Take but degree away, untune that string,

And, hark, what discord follows! Each thing meets

In mere oppugnancy, the bounded waters

Should lift their bosoms higher than the shores,

And make a sop of all this solid globe:

Strength should be lord of imbecility,

And the ruder son should strike the father dead:

Force should be right; or rather, right and wrong

Between whose endless justice resides,

Should lose their names, and so should justice too.

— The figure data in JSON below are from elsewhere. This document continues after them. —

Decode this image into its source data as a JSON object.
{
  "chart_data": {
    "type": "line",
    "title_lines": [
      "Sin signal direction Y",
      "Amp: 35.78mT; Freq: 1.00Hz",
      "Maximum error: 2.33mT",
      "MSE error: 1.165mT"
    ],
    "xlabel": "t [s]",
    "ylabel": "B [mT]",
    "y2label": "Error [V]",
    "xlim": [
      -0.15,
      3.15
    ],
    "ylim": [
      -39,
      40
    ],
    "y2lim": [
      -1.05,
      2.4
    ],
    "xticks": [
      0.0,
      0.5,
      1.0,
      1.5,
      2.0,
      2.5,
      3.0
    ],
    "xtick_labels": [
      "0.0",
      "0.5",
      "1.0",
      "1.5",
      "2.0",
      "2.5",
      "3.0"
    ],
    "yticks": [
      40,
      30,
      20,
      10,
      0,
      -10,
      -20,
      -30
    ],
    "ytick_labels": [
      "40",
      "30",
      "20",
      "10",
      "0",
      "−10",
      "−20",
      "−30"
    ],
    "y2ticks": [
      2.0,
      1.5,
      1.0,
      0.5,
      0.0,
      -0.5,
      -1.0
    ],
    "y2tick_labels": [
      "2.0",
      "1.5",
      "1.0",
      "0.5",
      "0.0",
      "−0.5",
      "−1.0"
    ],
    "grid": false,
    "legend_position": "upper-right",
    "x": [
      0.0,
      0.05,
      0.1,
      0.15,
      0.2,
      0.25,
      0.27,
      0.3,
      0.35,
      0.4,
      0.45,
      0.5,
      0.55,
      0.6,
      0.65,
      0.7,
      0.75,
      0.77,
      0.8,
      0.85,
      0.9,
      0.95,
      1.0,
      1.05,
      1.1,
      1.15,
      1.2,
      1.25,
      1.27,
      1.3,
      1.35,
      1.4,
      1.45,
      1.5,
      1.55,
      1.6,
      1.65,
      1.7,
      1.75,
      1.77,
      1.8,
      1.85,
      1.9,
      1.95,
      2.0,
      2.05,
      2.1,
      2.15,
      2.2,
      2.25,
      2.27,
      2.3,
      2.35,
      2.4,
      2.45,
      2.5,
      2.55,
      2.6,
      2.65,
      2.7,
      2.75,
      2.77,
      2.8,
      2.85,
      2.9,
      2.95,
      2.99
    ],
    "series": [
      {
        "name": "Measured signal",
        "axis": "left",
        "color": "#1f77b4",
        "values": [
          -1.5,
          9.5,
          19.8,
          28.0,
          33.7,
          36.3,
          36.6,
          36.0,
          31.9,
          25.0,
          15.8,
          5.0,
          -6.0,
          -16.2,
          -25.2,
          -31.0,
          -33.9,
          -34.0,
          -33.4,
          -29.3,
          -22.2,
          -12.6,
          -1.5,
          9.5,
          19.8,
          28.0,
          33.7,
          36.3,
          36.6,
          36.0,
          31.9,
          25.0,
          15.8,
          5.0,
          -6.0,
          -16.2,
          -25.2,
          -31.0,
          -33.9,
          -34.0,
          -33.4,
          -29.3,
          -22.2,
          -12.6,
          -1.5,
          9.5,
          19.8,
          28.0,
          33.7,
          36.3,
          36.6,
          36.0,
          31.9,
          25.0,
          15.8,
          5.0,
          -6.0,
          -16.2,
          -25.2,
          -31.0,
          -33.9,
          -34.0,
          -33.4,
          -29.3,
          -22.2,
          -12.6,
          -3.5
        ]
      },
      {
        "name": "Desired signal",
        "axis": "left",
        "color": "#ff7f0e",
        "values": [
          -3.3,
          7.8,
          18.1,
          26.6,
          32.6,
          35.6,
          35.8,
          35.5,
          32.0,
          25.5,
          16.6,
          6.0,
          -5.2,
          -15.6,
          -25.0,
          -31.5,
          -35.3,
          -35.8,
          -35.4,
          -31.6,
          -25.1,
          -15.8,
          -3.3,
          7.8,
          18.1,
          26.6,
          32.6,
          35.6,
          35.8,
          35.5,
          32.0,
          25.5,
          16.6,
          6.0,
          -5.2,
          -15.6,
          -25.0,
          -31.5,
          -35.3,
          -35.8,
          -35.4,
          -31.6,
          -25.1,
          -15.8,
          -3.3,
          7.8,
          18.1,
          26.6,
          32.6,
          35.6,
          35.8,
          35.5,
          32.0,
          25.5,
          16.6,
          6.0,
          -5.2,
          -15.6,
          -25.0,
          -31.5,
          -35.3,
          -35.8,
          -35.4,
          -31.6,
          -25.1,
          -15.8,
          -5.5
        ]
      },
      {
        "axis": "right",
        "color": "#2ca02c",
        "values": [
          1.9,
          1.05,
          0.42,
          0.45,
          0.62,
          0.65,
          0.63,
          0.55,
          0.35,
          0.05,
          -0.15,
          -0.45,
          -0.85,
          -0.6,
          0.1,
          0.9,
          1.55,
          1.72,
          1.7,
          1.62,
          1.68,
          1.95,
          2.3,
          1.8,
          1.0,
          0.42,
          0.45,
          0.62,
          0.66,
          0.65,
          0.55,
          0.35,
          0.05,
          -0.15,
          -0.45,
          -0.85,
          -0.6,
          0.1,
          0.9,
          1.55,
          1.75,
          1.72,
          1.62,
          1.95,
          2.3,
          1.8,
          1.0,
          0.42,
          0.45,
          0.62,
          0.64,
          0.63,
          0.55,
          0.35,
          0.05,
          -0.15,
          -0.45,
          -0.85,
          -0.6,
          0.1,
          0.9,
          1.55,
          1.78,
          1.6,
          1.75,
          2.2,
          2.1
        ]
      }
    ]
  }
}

                                Troilus and Cressida

 

Girard argues that social instability may reach such a point of crisis that all the "internal tensions, feuds, and rivalries pent up within the community" can only be resolved through a further collective act of violence directed at a scapegoat victim (7). It is important to note in regard to Girard's theory—at least as put forth in Violence and the Sacred —that the scapegoat should not be thought of merely as an innocent victim of an act of collective violence, for in that case the scapegoat would not be able to attract to himself or herself the violent impulses of society. Nor (73) should the scapegoat be too much like the community whose interest he or she is serving, for if so violence against the scapegoat would call forth reprisals from relatives and others which would only exacerbate the social crisis ( 13). The king and the fool , Girard maintains, are likely candidates for scapegoating, since, he argues, the king is isolated from his fellows—he escapes from society 'via the roof,' as it were. Girard considers the very rich to comprise one class of marginal insiders. The fool, on the other hand, escapes from society through the cellar.

For Girard, Sophocles' Oedipus Tyrannus comprises the summit of creative achievement in laying bare the method of ameliorating social crisis through scapegoating. In this regard, Girard describes the city of Thebes as facing a social and religious crisis of startling dimensions. Laius, Oedipus, Creon, and Tiresias are all guilty alike of practicing "symmetrical violence" against one another (35). All four, therefore, share responsibility for undermining the institutions of monarchy and religion ( 71).10 First of all, long before the beginning of the play, Laius, taking his cue from the oracle, violently rejected Oedipus, fearing that his son would usurp the throne of Thebes. Oedipus in turn committed an act of reciprocal violence by killing his father, doing away with the Sphinx, and replacing both as "king and 'scourge' of the city" (48). Within the play itself, Oedipus, Creon, and Tiresias, taking their cues from the oracle, all seek likewise to destroy one another (48), so that a certain "uniform condition of violence" characterizes relations among them, any observable difference being either "illusory or quickly defaced" (70). According to Girard, the only significant difference among the three is that no one is present at the end of the play to protest against fixing guilt for regicide on Oedipus alone (78). Girard goes beyond ascribing equal shares of guilt to Laius, Oedipus, Creon, and Tiresias. As his theory demands, he assigns responsibility for the play's social and religious crisis equally to the citizens of Thebes in general. Within the city, he says, a "thousand individual conflicts" rage among "a thousand enemy brothers" (79). Everyone in Thebes is equally responsible for the plague ravaging their city (2004, 54), and the plague itself, according to Girard, is a metaphor (2004, 81), "merely a euphemism for the state of things that condemns men to the deadly strife of enemy brothers" ( 72). In such a situation, Girard (78) says, "The old pattern of each against another gives way to the unified antagonism of all against one." While no citizen of Thebes is more guilty or innocent than any of his fellows, Oedipus is selected as a single scapegoat victim, whose eventual expulsion will solve the religious and social crisis for which the plague is a metaphor.

Questions for discussion:

1.Is Girard correct that all hierarchies and divisions within Thebes have broken down in Sophocles’ Oedipus?

2.Is Sophocles’ Oedipus a Girardian scapegoat for the city of Thebes?

3.Does Girard’s theory of scapegoating have relevance to Seneca’s play?

4.Had something occurred in Seneca’s Thebes that has abolished distinctions and degrees and led to the decay of society in the manner Girard envisions?